The first step engineers should take when first interfacing with a sensor is to limit the unknown through a bus tool. A bus tool connects to a personal computer (PC) and then to the sensor via I2C, SPI, or another protocol that allows the sensor to "talk." The PC application associated with the bus tool provides a known and working source for sending and receiving data, and is not an unknown, uncertified embedded microcontroller (MCU) driver. Within the bus tool's operating environment, developers can send and receive messages to gain an understanding of how that part works before attempting to operate at the embedded level.
2. Write the transmission interface code in Python.
Once developers have experimented with the sensor using bus tools, the next step is to write application code for the sensor. Instead of jumping directly to the microcontroller code, the application code is written in Python. Many bus tools come with plug-ins and sample code for scripting, and Python is often one of the languages available with .NET. Writing applications in Python is quick and easy, and it provides a way to test the sensor already in the application, without the complexity of testing in an embedded environment. Having high-level code makes it easy for non-embedded engineers to dig into the sensor's scripts and test them without the need for an embedded software engineer.
3. Testing the sensor using Micro Python
One advantage of writing your first application code in Python is that the application's calls to bus tools via Micro Python are easily interchangeable. Micro Python operates within real-time embedded software, where numerous sensors are available for engineers to understand their value.
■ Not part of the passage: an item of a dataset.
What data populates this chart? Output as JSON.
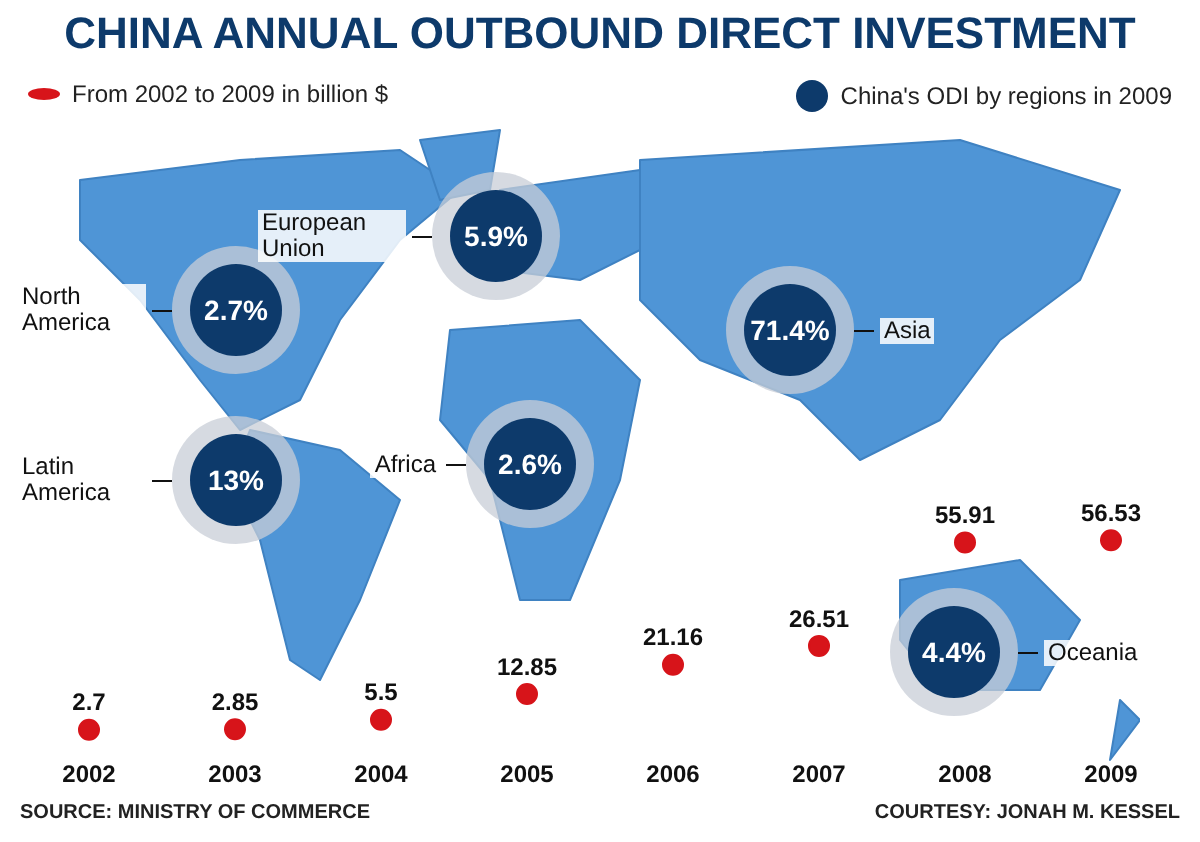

Micro Python runs on a Cortex-M4 processor, providing an excellent environment for debugging application code. Not only is it simple, but there's also no need to write I2C or SPI drivers, as they are already included in Micro Python's libraries.
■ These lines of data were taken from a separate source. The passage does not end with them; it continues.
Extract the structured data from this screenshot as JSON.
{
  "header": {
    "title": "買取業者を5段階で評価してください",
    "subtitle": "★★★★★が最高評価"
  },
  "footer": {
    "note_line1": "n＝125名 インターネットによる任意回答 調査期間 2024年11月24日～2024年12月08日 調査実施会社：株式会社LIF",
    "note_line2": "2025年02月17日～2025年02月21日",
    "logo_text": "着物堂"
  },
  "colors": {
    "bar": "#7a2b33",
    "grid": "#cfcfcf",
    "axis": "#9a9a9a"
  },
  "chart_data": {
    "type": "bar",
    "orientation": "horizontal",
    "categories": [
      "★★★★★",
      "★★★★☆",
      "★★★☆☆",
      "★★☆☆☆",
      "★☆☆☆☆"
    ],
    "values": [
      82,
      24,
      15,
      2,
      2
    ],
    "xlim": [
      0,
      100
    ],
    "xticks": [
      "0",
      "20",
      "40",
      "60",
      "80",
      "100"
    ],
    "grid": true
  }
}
4. Utilize sensor supplier codes
Any sample code "scrapped" from a sensor manufacturer will take engineers a long time to understand how the sensor works. Unfortunately, many sensor vendors are not experts in embedded software design, so don't expect to find a beautiful, production-ready architecture and elegant example. Start with the vendor's code, learn how that part works, and then the frustration of refactoring will arise until it can be cleanly integrated into the embedded software. It may start like "spaghetti," but leveraging the manufacturer's understanding of how their sensors work will help save many wasted weekends before product launch.
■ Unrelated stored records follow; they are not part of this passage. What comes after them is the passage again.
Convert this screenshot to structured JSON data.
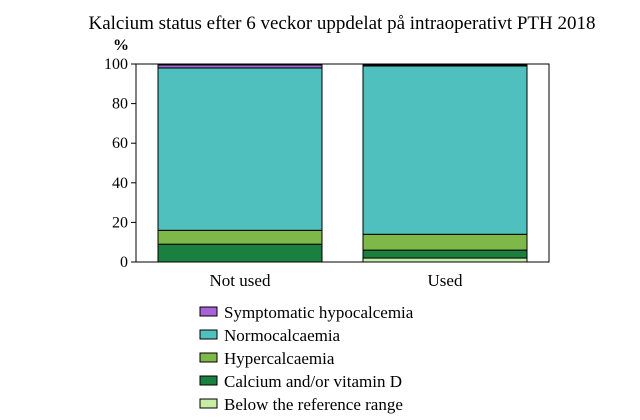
{
  "chart_data": {
    "type": "bar",
    "stacked": true,
    "title": "Kalcium status efter 6 veckor uppdelat på intraoperativt PTH 2018",
    "ylabel": "%",
    "xlabel": "",
    "ylim": [
      0,
      100
    ],
    "yticks": [
      "0",
      "20",
      "40",
      "60",
      "80",
      "100"
    ],
    "categories": [
      "Not used",
      "Used"
    ],
    "grid": false,
    "legend_position": "bottom",
    "series": [
      {
        "name": "Below the reference range",
        "values": [
          0,
          2
        ],
        "color": "#c6eca6"
      },
      {
        "name": "Calcium and/or vitamin D",
        "values": [
          9,
          4
        ],
        "color": "#1a8040"
      },
      {
        "name": "Hypercalcaemia",
        "values": [
          7,
          8
        ],
        "color": "#7db848"
      },
      {
        "name": "Normocalcaemia",
        "values": [
          82,
          85
        ],
        "color": "#4fc0be"
      },
      {
        "name": "Symptomatic hypocalcemia",
        "values": [
          1.5,
          0.5
        ],
        "color": "#a764d6"
      }
    ],
    "legend_order": [
      "Symptomatic hypocalcemia",
      "Normocalcaemia",
      "Hypercalcaemia",
      "Calcium and/or vitamin D",
      "Below the reference range"
    ]
  }
}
5. Use a sensor fusion function library
The opportunity lies in the fact that sensor transmission interfaces aren't exactly new, and no one has done this before. All known libraries, such as the "sensor fusion libraries" provided by many chip manufacturers, are available to help developers quickly master, and even better master, their technologies, avoiding the cycle of redevelopment or significant modifications to the product architecture. Many sensors can be integrated into general types or categories, which facilitate driver development and, if handled properly, are almost universal or minimally reusable. Explore these sensor fusion libraries and learn about their strengths and weaknesses.
When integrating sensors into embedded systems, there are many ways to improve design timelines and ease of use. Developers who begin their design process with a high-level abstraction and learn how sensors work before integrating them into a lower-level system are unlikely to "go astray." Numerous resources available today can help developers "get off to a good start" without having to begin from scratch.